Calibration output should be interpreted differently from exploratory biological scattering output. Small discrepancies matter more, sensitivity to medium and material properties deserves explicit attention, and comparison with known standards or published reference curves is part of the workflow rather than an optional final check.

This is the stage where it becomes especially important to distinguish between a visually plausible result and a reference-quality result. A curve may look smooth and have the right overall magnitude while still being wrong in the details that matter for calibration. The correct question is whether the modeled response is consistent with the stated sphere specification, medium properties, and operating band.

That is also why calibration pages sit close to the validation pages in the documentation structure. Calibration workflows are inherently comparative. Their outputs are usually judged against an accepted target rather than accepted on appearance alone.

A practical calibration checklist

For routine work, it is useful to adopt a fixed calibration checklist. Verify geometry and units first. Verify material properties or derive missing constants second. Set medium properties explicitly rather than leaving them implicit. Run the model on the actual instrument frequency grid. Compare the result with the expected reference curve. Inspect sensitivity to medium or material changes before blaming the implementation.

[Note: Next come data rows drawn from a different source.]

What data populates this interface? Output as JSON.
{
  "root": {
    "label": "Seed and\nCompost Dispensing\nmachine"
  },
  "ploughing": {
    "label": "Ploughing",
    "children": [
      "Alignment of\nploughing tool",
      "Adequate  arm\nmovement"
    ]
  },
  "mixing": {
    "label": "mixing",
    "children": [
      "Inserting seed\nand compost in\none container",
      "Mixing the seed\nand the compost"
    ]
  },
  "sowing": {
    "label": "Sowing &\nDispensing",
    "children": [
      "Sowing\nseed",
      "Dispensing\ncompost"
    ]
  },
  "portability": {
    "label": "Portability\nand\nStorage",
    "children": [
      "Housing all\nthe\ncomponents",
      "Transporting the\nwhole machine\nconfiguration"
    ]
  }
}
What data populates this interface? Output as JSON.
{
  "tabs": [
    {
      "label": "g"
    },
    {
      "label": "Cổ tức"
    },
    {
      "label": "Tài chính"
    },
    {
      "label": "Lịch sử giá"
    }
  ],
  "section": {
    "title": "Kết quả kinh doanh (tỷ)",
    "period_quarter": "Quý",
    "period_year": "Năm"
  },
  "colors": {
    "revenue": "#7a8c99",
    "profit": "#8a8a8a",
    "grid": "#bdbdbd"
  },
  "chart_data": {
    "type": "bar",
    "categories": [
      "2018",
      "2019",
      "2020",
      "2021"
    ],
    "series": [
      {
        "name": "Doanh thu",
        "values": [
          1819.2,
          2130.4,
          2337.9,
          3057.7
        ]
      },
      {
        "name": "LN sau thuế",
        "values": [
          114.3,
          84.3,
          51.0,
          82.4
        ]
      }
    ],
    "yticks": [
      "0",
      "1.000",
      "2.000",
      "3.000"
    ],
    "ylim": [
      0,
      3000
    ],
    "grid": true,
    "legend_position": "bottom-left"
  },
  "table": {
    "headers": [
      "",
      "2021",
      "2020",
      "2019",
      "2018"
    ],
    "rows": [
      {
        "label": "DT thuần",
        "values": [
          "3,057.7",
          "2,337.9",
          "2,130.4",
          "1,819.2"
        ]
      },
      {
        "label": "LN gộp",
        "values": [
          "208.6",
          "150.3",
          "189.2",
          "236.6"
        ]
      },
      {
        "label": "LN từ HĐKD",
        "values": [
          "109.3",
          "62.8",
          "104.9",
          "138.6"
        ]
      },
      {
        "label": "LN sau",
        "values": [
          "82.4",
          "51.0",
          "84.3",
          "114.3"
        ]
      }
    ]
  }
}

That last point is especially important. Calibration discrepancies often originate in property tables, medium assumptions, or specification errors rather than in the scattering code itself. Because the target is meant to be well defined, even small bookkeeping differences can matter.

Relationship to the theory and implementation pages

The calibration theory page explains the elastic-sphere physics and the normalization of the reported backscattering quantities. The implementation page explains the model interface and the structure of the stored results. This workflow page sits between them. Its purpose is to answer the practical question of how a user moves from nominal sphere specifications to a defensible modeled reference curve.

References

Dragonette, Louis R., S. K. Numrich, and Laurence J. Frank. 1981. “Calibration Technique for Acoustic Scattering Measurements.” The Journal of the Acoustical Society of America 69 (4): 1186–89. https://doi.org/10.1121/1.385699.
Foote, K. G. 1990. “Spheres for Calibrating an Eleven-Frequency Acoustic Measurement System.” ICES Journal of Marine Science 46 (3): 284–86. https://doi.org/10.1093/icesjms/46.3.284.
MacLennan, D. N. 1981. “The Theory of Solid Spheres as Sonar Calibration Targets.” Scottish Fisheries Research Report 22. Department of Agriculture; Fisheries for Scotland.